Zugegeben, die Örtlichkeiten haben ihre Tücken, dies musste selbst der vormalige künstlerische Leiter Heinichen eingestehen. Und so versuchte der Veranstalter, das Festgelände mit allerlei Angeboten und ungewöhnlichen Gestaltungselementen zu füllen. Wirken die von Muriel Cornejo und César Olhagaray installierten großen transparenten, über den ganzen Platz gespannten, phantastischen Figuren anlassbezogen und verzückend, empfindet man hingegen den Kinderflohmarkt als inhaltlich deplatziert. Nicht immer passt es so vorzüglich, dass man mit dem gerade erworbenen gebrauchten Tretroller zur nächsten Vorstellung fahren kann.
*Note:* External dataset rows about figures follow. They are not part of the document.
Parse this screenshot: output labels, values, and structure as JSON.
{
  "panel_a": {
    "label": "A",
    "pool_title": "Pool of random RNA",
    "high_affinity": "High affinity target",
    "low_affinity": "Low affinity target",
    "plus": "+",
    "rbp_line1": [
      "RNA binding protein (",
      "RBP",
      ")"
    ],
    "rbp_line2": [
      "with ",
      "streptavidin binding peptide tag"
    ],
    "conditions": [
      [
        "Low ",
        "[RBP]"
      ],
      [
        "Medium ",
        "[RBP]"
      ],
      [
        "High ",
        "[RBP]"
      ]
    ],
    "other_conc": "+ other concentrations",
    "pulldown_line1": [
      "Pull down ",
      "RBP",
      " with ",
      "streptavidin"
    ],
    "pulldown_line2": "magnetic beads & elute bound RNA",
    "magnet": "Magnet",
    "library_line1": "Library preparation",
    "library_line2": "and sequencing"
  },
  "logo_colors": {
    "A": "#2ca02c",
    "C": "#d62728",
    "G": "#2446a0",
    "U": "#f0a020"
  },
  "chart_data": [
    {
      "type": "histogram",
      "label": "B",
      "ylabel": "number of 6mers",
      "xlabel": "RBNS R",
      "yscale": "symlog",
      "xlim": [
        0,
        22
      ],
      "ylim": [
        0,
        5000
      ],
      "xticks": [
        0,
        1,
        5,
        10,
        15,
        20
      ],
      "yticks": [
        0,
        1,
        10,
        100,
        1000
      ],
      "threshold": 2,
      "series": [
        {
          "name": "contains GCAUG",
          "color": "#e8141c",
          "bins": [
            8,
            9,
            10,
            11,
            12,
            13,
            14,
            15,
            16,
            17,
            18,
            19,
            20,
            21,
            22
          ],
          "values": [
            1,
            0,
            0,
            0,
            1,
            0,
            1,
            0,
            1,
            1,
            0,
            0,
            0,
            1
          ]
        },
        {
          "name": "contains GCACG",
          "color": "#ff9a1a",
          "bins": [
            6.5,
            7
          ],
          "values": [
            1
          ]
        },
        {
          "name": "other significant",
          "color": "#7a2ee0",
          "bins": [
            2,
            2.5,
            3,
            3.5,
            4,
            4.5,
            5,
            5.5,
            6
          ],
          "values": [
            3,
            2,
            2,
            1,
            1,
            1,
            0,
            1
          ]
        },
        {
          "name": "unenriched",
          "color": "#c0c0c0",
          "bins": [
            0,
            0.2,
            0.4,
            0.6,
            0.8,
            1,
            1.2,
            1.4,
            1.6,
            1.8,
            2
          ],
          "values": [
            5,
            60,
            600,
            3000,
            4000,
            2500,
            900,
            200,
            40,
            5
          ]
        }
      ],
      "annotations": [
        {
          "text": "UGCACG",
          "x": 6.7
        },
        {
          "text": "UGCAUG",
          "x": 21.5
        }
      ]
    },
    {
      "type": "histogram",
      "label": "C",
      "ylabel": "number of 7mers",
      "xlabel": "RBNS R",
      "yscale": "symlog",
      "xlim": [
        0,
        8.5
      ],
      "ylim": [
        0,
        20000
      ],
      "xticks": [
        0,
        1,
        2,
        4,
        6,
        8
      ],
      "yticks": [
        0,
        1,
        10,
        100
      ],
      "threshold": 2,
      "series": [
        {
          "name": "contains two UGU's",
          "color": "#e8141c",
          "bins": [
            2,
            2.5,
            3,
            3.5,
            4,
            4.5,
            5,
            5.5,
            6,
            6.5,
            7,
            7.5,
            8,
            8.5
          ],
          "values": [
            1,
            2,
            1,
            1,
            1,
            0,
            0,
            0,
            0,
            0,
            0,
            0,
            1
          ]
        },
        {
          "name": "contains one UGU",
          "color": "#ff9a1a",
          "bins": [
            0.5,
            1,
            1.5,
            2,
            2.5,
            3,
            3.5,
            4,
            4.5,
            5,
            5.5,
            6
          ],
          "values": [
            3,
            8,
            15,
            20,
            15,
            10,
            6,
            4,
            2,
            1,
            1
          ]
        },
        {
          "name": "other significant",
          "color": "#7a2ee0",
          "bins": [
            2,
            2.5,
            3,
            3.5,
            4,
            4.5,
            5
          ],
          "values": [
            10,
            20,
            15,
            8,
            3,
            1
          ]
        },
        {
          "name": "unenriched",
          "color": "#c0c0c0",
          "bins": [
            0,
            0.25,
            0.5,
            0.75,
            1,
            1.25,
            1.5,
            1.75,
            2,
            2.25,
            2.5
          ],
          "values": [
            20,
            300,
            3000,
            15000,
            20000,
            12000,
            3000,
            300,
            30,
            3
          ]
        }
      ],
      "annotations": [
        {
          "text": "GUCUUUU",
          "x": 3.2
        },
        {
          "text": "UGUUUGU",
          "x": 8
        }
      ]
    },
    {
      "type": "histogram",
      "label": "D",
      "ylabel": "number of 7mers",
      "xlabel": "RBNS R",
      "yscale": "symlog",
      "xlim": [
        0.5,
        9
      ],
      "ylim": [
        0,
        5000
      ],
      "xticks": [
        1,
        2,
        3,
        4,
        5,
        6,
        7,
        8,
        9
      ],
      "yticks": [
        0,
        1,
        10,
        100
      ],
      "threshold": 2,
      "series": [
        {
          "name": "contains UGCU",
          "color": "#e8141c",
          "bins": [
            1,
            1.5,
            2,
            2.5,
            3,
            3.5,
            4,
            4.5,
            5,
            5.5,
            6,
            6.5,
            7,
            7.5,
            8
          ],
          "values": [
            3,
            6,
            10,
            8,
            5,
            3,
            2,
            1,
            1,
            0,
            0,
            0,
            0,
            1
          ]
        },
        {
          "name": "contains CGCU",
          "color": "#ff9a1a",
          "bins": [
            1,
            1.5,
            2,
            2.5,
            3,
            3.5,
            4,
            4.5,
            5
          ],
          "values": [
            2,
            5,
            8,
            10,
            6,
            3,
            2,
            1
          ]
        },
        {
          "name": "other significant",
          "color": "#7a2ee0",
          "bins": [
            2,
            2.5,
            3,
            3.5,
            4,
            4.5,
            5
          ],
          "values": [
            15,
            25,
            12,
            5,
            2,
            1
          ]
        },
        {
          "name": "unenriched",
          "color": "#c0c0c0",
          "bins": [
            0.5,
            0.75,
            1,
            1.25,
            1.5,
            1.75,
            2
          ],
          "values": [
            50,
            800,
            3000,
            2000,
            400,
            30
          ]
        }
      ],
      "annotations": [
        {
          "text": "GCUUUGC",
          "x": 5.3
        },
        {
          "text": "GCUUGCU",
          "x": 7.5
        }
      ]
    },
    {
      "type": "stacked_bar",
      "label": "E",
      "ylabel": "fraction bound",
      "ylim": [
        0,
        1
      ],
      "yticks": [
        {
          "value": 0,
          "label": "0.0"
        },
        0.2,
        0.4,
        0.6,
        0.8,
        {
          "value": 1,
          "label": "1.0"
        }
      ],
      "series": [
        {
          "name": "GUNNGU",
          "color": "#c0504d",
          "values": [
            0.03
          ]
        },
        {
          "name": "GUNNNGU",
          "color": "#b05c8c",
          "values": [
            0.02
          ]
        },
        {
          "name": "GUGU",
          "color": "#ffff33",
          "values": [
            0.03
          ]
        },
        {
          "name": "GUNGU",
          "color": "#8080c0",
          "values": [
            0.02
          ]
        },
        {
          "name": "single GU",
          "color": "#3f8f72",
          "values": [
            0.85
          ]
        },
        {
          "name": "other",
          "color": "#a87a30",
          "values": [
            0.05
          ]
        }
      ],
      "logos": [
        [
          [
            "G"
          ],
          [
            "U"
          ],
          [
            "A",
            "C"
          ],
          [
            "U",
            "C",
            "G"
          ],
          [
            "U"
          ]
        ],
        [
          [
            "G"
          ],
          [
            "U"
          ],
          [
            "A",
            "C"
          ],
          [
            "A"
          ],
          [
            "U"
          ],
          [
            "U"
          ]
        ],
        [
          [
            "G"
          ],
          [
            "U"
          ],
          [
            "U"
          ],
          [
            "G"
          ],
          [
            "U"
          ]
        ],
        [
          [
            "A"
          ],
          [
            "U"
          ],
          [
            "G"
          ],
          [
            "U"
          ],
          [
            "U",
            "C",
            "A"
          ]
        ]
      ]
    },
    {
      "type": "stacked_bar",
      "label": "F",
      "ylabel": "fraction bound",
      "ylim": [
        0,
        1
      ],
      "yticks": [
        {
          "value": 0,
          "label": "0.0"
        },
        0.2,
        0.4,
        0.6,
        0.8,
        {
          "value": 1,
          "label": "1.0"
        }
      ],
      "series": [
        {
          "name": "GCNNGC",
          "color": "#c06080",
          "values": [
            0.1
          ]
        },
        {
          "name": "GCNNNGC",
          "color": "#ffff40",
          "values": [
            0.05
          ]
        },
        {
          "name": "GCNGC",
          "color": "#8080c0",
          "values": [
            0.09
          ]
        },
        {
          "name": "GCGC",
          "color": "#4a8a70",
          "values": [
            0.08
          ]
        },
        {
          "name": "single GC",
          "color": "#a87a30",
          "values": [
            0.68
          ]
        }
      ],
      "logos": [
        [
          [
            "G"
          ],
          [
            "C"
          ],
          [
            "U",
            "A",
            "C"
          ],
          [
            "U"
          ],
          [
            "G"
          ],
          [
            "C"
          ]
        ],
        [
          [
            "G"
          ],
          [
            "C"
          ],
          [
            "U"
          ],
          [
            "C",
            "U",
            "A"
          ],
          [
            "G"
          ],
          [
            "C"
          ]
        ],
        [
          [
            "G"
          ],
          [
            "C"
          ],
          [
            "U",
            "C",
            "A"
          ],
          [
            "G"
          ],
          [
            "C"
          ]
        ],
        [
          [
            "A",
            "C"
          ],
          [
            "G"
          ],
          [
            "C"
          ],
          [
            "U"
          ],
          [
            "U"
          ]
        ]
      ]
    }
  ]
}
Ein Figurentheaterfest mit themenfremden Angeboten aufzufüllen scheint zumindest ein fragwürdiges Konzept.
Freilich hatte der Ausrichter kaum Zeit dieses Fest vorzubereiten. Im vergangenen Jahr wusste er noch nichts von seinem Glück. Dafür wartete das Programm durchaus mit der einen oder anderen anspruchsvollen Inszenierung auf, wenngleich der Spielplan mit „sommerheiß & erdbeereis“ auch eine Wiederholung bereithielt (zu Vorstellungen siehe zweiter Beitrag zur Kasperiade in diesem Heft).
Die Medien scheinen in der Kasperiade immer noch eine Art Kinderbelustigung zu sehen. Geändert hat sich da in der Berichterstattung kaum etwas. Schon 2013 tanzten die Puppen in Radebeul-Ost und am 18. Juni 2019 betitelte die Sächsische Zeitung ihren Beitrag über die Kasperiade mit „Die Puppen tanzen wieder“. Gleichwohl schob das Blatt sechs Tage später eine mehrspaltige Nachbetrachtung hinterher, welche allerdings eher ein Stimmungsbild vermittelte, als dass der Leser etwas über die zehn gezeigten Inszenierungen erfahren hätte.
Liest man auf der Rückseite des Programmheftes die vielen Namen aller an der Organisation beteiligten Mitarbeiter der Stadtverwaltung und der Honorarkräfte, ist man schon etwas verblüfft ob der unterschiedlichen Kasper-Ellen, mit der die bisherigen Veranstaltungen gemessen wurden. Andererseits kann man daran aber auch erkennen, welch hohen Stellenwert die Stadtverwaltung diesem Fest zumisst.
Anstehen mussten offensichtlich die Zuschauer diesmal nicht. Wenn es stimmt, was in der Zeitung stand, dann dürften dieses Jahr etwa 1.000 Besucher zur Kasperiade gekommen sein. Dies mag die Schwierigkeiten aufzeigen, die sich mit einem Neustart selbst von gestandenen Kulturprojekten verbinden können. Die über 1.800 zahlenden Gäste von 2008 mögen für den Veranstalter ein erstrebenswertes Ziel sein. Für die 33. Kasperiade 2020 sollte man jedenfalls schon mal alle Kasperdaumen drücken, damit der Kasper allen kleinen und großen Besuchern wieder ein Lächeln schenken kann.